Anatomy of a romantic hotel room

By Katia Hetter, CNNUpdated 13th February 2013
Skip the room that looks into the office building next door. Nobody wants to be reminded of work entanglements during a getaway a deux.
Infinity pools and swanky lobbies are nice, but the room matters when it's a trip for two. In honor of all the romantic getaways coming up for Valentine's Day weekend, we asked some relationship gurus for their romantic room essentials and added a few or our own.
A tub for two. The ideal hotel would have a bathtub and a cozy arm chair, each large enough for two, says Nancy Dreyfus, a couples therapist and author of "Talk to Me Like I'm Someone You Love: Relationship Repair in a Flash."
"While the centrality of a bed during a romantic weekend is obviously not up for debate, additional opportunities for snuggling on land and on sea only serve to enhance my experience, expand the sensuality of it all, and keep my partner and me from just 'heading for bed' because it happens to be a romantic weekend."
A fireplace and a view. Your room should go above and beyond the standard-issue kind bed with a puffy duvet and that decorative scarf laid across the foot. In addition to crisp linens, perhaps you'd like a fireplace and a lovely view of the water or the forest or a nearby mountain that also promises privacy?

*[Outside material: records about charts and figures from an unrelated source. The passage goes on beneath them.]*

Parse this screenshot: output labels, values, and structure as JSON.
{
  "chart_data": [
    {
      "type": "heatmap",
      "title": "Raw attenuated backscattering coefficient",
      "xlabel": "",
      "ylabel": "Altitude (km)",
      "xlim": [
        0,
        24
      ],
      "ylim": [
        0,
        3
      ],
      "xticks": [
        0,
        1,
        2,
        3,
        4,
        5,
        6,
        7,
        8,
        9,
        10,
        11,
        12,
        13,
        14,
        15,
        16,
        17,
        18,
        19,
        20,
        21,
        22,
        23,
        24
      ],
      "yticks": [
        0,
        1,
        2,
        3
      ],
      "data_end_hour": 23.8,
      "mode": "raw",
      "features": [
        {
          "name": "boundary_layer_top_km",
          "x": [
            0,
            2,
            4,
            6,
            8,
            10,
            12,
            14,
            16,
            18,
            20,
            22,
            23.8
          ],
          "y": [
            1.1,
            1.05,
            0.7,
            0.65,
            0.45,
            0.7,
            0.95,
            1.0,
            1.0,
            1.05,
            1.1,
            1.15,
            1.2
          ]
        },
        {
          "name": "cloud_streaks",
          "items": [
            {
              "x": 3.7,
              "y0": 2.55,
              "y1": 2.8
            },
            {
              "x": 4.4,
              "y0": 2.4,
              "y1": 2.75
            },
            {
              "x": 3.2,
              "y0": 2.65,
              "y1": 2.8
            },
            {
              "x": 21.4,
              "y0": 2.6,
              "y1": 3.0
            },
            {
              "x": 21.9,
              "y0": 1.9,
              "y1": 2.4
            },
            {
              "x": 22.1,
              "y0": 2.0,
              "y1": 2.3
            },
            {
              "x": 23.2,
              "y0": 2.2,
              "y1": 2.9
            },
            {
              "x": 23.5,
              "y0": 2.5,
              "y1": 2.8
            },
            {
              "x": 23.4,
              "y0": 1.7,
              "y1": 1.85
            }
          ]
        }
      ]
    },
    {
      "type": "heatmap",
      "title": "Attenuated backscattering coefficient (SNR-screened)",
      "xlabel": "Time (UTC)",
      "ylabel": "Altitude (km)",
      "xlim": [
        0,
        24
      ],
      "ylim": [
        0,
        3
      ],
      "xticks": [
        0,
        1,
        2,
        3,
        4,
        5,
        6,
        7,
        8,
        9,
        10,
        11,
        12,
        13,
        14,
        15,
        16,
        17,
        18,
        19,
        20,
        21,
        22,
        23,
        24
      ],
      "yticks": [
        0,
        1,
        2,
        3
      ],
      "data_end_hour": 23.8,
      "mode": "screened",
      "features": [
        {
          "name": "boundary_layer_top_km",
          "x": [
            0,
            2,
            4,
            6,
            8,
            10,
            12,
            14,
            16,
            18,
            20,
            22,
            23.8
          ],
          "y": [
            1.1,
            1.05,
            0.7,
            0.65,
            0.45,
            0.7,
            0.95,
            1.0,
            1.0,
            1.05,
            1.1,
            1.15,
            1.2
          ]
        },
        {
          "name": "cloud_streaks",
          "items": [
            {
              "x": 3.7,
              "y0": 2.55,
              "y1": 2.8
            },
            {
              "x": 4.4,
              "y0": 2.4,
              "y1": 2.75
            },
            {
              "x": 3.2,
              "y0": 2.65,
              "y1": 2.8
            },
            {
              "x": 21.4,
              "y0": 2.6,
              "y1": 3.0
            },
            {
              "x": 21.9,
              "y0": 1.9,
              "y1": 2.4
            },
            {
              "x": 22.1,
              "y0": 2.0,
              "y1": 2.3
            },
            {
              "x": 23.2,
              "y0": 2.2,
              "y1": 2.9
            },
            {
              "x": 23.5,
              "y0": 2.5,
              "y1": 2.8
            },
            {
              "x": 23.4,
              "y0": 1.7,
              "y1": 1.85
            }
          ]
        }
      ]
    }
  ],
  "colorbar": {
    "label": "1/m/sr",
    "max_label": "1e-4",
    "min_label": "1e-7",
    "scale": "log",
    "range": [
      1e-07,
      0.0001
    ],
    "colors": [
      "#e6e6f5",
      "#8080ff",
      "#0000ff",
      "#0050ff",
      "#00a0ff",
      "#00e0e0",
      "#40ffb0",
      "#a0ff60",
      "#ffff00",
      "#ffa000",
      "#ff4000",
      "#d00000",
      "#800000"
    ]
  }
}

"Extra credit for a balcony that I can step out onto when wearing a robe or less," says Ian Kerner, a sexuality counselor and New York Times best-selling author, who writes about sex and relationships for CNN Health.
Luxury counts. Feeling pampered is important, says Dreyfus.

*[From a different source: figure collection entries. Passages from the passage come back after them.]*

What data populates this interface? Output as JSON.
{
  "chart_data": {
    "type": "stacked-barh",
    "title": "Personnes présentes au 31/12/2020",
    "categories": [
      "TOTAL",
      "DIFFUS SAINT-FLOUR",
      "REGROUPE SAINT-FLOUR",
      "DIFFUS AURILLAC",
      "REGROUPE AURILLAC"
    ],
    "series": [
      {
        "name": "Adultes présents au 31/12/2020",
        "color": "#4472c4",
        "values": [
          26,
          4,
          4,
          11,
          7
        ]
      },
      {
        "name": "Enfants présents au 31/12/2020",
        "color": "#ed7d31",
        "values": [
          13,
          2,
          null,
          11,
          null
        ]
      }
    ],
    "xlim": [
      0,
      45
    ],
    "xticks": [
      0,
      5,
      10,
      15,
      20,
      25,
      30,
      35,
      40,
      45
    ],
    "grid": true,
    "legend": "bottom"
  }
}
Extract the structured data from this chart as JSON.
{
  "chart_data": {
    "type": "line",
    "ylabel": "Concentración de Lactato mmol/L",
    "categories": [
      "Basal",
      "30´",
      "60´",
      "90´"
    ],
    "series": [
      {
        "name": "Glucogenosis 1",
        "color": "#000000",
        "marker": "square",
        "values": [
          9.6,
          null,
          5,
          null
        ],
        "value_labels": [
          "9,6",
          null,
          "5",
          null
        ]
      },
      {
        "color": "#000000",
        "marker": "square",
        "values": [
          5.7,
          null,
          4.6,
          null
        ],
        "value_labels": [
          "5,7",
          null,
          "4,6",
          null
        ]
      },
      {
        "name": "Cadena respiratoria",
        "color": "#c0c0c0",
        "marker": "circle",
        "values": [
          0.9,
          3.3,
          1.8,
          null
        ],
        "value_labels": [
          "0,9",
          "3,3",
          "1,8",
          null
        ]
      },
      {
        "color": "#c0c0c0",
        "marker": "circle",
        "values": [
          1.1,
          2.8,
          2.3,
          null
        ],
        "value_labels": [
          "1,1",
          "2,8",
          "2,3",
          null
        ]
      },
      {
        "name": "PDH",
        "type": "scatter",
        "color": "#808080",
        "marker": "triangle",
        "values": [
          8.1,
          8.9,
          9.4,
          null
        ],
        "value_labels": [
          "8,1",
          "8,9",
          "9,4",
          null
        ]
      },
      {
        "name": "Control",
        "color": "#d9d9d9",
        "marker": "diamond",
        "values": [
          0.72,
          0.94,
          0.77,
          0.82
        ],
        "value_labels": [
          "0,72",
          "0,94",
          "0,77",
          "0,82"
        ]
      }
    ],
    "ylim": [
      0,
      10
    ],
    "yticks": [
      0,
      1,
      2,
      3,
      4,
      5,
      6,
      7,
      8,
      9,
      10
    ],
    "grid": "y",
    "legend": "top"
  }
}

"Luxury can definitely make an evening feel particularly special and the participants feel taken care of, and feeling well taken care of can be heart-deepening, making you feel even more giving towards each other," she says. "Being in luxurious surroundings with designer soap, linens, lighting and chocolate always makes me feel thankful to the universe -- but it's my partner who'll be the recipient of my gratitude."
Thick walls. "You want to be uninhibited, and you don't want to hear anyone else's efforts," says sociologist Pepper Schwartz, co-author of "Getaway Guide to the Great Sex Weekend" with Janet Lever.
Enough said.
Romantic dining. If you want to leave your room to drink or dine, there's nothing worse than the glare and noise of a hotel restaurant that's not sensitive to your love. Yes, you can always make reservations at that lovely four-star restaurant down the block or check into a hotel where gourmet dining has replaced the lonely-business-traveler bar and grill.
But if you don't want to leave your room, prompt, delicious room service is key. When you need that well-iced champagne, a 45-minute wait is unacceptable. You might fall asleep! And it would be a shame to mar an otherwise lovely occasion with a soggy club sandwich.
A massage for two. There's nothing more relaxing than a tension-reducing massage, and many higher-end hotels and resorts offer it for two if booked in advance. Some properties will bring this service to you in your room.
Suzanne Braun Levine took it a step further on a trip to a spa in Karala, India, booking an ayurvedic hot oil massage for two.
"You lie in a sort of canoe and gallons of warm oil are poured over you as two masseuses work simultaneously, one on each side," says Levine, author of "How We Love Now: Women Talk About Intimacy After 50." "I had this with my husband in the next canoe. Bliss."
What about the kids? Before you scoff, many parents travel with their children most of the time (and actually enjoy it). Should you give up on intimacy because you're traveling with them?
No, says columnist Kerner. He often travels with his wife and kids, and he seems unwilling to give up the romance because he has children.
A second room, preferably with a door, is key, he says. Also, a good kids program in the hotel can help get the kids out of the room for a time. Who says romance only happens at night?